The Judicial Appointments Advisory Board in its recent Report mentioned only to reject certain possible changes. Two major changes which would have required amending legislation, in the first place, to allow the Board to rank the candidates whom it recommended in order of its preference. But the Board said that would come close to usurping the Government's constitutional role in selecting judges. The remaining proposal would have been to recommend that the Government reduce the minimum number of nominees below the figure, seven. However this proposal was rejected because it 'would result in the exclusion of a number of candidates whom the Board would otherwise have no difficulty in recommending, the Board has come to the conclusion that the present minimum number of seven is appropriate'. A rather strange reason.
So it seems that the present position it appears is substantially unreformed and, in my opinion in need of change. However in the medium term it seems to me there could well be change.

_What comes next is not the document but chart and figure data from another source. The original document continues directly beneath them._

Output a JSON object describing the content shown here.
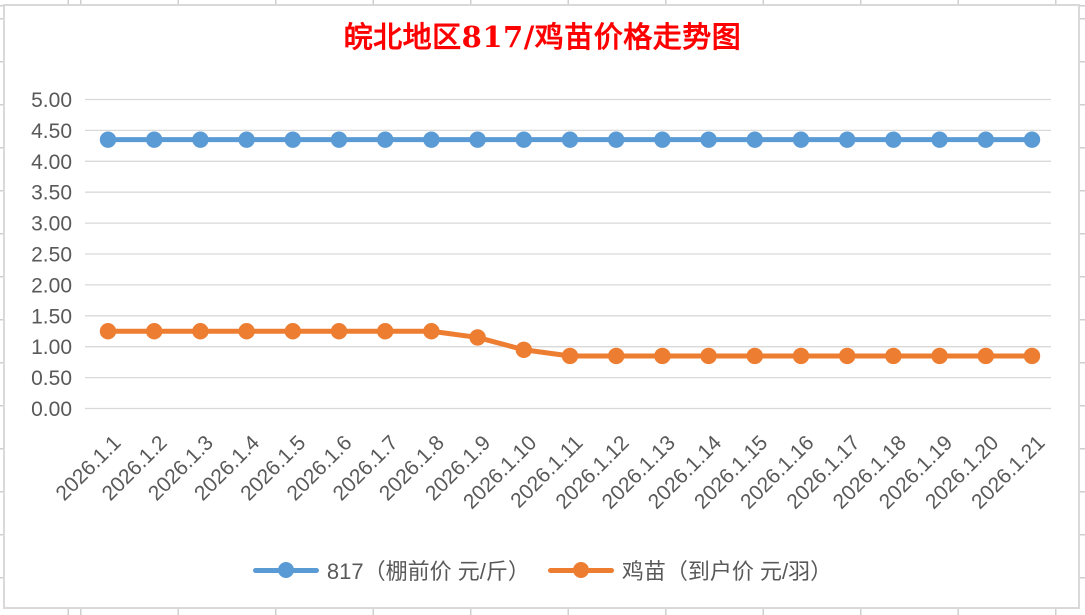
{
  "chart_data": {
    "type": "line",
    "title": "皖北地区817/鸡苗价格走势图",
    "title_color": "#FF0000",
    "categories": [
      "2026.1.1",
      "2026.1.2",
      "2026.1.3",
      "2026.1.4",
      "2026.1.5",
      "2026.1.6",
      "2026.1.7",
      "2026.1.8",
      "2026.1.9",
      "2026.1.10",
      "2026.1.11",
      "2026.1.12",
      "2026.1.13",
      "2026.1.14",
      "2026.1.15",
      "2026.1.16",
      "2026.1.17",
      "2026.1.18",
      "2026.1.19",
      "2026.1.20",
      "2026.1.21"
    ],
    "series": [
      {
        "name": "817（棚前价 元/斤）",
        "color": "#5B9BD5",
        "values": [
          4.35,
          4.35,
          4.35,
          4.35,
          4.35,
          4.35,
          4.35,
          4.35,
          4.35,
          4.35,
          4.35,
          4.35,
          4.35,
          4.35,
          4.35,
          4.35,
          4.35,
          4.35,
          4.35,
          4.35,
          4.35
        ]
      },
      {
        "name": "鸡苗（到户价 元/羽）",
        "color": "#ED7D31",
        "values": [
          1.25,
          1.25,
          1.25,
          1.25,
          1.25,
          1.25,
          1.25,
          1.25,
          1.15,
          0.95,
          0.85,
          0.85,
          0.85,
          0.85,
          0.85,
          0.85,
          0.85,
          0.85,
          0.85,
          0.85,
          0.85
        ]
      }
    ],
    "ylim": [
      0,
      5
    ],
    "ytick_step": 0.5,
    "ytick_labels": [
      "0.00",
      "0.50",
      "1.00",
      "1.50",
      "2.00",
      "2.50",
      "3.00",
      "3.50",
      "4.00",
      "4.50",
      "5.00"
    ],
    "grid": true,
    "gridline_color": "#D9D9D9",
    "axis_label_color": "#595959",
    "legend_position": "bottom",
    "xlabel": "",
    "ylabel": ""
  }
}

Two of the greatest imbroglios of the 1990's, drenched in media coverage and concern involved the judiciary: the appointment of the President of the High Court in 1994, which led to the fall of a government and eventually the setting up of the present Board; secondly the resignation of Mr. Justice Hugh O'Flaherty in 1999. This led on to a proposed constitutional amendment to alter the system for the dismissal of judges; though this amendment was eventually withdrawn because the Opposition refused to agree. In other words, the system is not impervious to change. And a vehicle for change - the presently unsatisfactory Board is in place. The zeitgeist is in favour of 'Openness, Accountability and Transparency'. A very relevant testimony to this is the way of in which - in cognate areas of selection, such as top civil service posts and the chairmanship of the Planning Board - the Government is presented with a short - list of only three names from which it must make its choice. A second indicator as to the way the wind is blowing is the relatively outspoken comments of the Board itself which have been quoted. Events in Britain - widely reported and followed on the smaller island (much more than vice - versa) also tell in the same direction. It seems to me very likely that in the next (say) ten years there will be a change to reducing the number of putative appointees whom the Board, may nominate. Then perhaps we shall start to wrestle with some of the more subtle and advanced issues with which this Conference is concerned.